Une relation de confiance

Avant la désignation de la Manicouagan comme Réserve de biosphère par l’UNESCO, il y avait peu d’historiques de projets concrets entre Pessamit et les communautés non-autochtones de la région. Néanmoins, Pessamit a été le tout premier partenaire fondateur de la RMBMU, qui dès le début, a souligné la valeur de faire partie de ce réseau mondial. Des initiatives conjointes ont alors débuté, notamment via la mobilisation de la jeunesse.

Figure 3: Noah and Corine, two students respectively from Pessamit and Baie-Comeau, who participated in the 2015 Students on Ice scientific expedition in the Arctic.
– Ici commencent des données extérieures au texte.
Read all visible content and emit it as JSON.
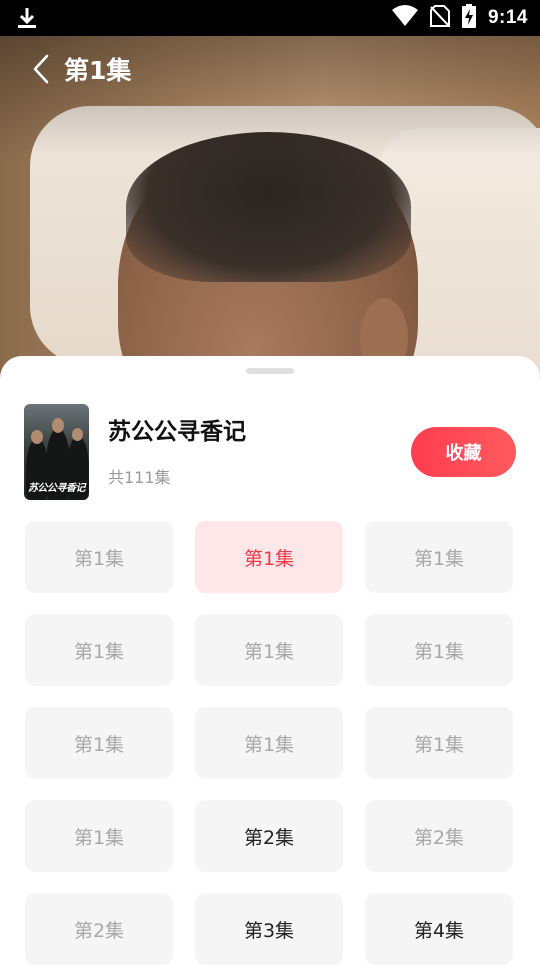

Depuis sa création, la participation des jeunes Pessamiulnut aux activités de la réserve de biosphère est une priorité pour la RMBMU, au travers des possibilités de stages ou d’expériences à l’étranger. Les partenariats établis avec d’autres peuples autochtones en pays nordiques ont mené à des missions sur le terrain et à des projets collaboratifs. Sous la direction de la RMBMU, un jeune de Pessamit s’est rendu en Suède pour rencontrer les Samis, un autre a participé au Forum des jeunes de l’UNESCO à Paris, et plusieurs d’entre eux ont participé aux différentes éditions des expéditions scientifiques dans l’Arctique de Students on Ice. De plus, Pessamit et la RMBMU ont coorganisé localement plusieurs événements permettant au fil du temps de tisser des liens entre non-Autochtones de la Manicouagan et la communauté.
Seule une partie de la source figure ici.